Wow! I’d want a life preserver for that – but how I’d like to visit the Lake District, again! (I was pleasantly surprised to find I could row, as an adult, as I had been so miserable at it, as a boy, on a little lake behind a cousin’s house in the country.)
I don’t remember being required to wear a life jacket for these boats. They are very stable and designed to take four people. The dandy and his lady would sit on the stern seat and two people would row. I don’t think the boat hirer would allow anyone out in rough conditions – which can happen very quickly in the Lake District, believe me! I don’t know what they’re like, but they allowed two schoolboys with fishing tackle out on one of their boats. They probably keep a lookout with binoculars and send out a motor boat in case of problems.
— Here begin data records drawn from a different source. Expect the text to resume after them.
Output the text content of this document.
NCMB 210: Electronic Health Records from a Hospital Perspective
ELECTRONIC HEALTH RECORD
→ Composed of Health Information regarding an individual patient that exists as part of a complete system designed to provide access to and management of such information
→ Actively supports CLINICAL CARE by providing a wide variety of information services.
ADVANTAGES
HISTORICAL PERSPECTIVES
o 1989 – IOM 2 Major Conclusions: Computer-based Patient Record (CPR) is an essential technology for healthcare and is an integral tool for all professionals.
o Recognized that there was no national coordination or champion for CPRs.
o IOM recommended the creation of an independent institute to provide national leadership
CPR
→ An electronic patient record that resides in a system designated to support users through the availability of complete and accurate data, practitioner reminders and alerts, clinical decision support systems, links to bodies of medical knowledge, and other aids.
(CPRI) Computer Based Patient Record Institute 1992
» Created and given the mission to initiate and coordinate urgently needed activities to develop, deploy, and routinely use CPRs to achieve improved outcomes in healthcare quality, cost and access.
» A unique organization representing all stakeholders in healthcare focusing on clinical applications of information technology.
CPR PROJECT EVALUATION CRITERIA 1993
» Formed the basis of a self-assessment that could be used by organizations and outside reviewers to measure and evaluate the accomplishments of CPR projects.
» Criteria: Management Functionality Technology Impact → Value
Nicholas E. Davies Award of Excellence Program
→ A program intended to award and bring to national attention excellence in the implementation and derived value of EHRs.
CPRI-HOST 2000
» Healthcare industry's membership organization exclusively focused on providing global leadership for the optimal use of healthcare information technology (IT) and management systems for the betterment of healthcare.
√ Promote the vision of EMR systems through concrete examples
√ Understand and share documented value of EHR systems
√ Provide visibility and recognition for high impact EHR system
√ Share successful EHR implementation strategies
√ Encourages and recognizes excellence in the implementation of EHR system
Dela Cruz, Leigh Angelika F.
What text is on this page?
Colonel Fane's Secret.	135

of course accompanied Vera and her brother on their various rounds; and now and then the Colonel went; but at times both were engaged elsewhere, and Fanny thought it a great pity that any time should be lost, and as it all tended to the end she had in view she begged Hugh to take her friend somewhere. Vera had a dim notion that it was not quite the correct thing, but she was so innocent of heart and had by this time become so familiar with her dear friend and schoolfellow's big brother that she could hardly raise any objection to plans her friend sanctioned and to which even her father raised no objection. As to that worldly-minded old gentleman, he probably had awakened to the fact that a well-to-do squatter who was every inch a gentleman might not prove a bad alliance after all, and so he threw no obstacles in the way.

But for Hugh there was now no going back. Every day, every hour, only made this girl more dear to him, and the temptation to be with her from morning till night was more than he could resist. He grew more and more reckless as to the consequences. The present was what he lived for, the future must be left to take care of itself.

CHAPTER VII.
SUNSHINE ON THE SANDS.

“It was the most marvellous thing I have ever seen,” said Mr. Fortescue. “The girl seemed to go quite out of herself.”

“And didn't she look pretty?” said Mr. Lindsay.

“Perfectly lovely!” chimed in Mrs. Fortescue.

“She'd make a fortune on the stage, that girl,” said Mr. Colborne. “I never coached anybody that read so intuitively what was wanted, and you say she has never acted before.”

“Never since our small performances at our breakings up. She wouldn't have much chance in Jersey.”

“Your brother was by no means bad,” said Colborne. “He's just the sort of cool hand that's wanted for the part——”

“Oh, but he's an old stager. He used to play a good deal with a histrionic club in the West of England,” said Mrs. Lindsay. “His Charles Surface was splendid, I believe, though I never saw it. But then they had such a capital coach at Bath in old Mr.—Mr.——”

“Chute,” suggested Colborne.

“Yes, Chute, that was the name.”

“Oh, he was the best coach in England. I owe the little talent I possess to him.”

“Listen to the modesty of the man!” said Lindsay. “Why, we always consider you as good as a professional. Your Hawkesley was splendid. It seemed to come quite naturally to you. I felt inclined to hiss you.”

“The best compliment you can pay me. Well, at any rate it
I love being on any sort of boat or ship, but deep water worries me, not being the best of swimmers, or wanting to put the energy-saving ‘dead man’s float’ to the test under actual conditions. The only time I’ve fallen overboard was punting on the Cherwell, when (I blush to recall) I was unnecessarily splashy in getting helped back aboard.
Not everyone is made for boating. My first sailing instructor was a fellow by the name of Christophe Fallon, and his idea was the “baptism of fire” or rather of water! My first times out were in fairly rough conditions – big waves are frightening to a novice. We had to learn how to deal with capsizing, righting and boat and self-rescuing. That is essential. We don’t have to be champion swimmers as long as we can swim reasonably well, especially with a 50N flotation aid (not the same as a lifejacket which is usually about 150N or more like on ships). I have never enjoyed hitting the drink and a capsize is quite exhausting, especially when there is a problem with the boat. These are things we have to learn to cope with – or choose a different outdoor activity like mountaineering or cycling, depending on what we like, our age and physical condition.
All that being said, some boats are safer or less “tippy” than others. Learning to sail gives you the rational and intuitive understanding of the causes of capsizing, and we all have to know the limits in terms of wind, weather conditions and tides. That is even more important than learning to handle the boat.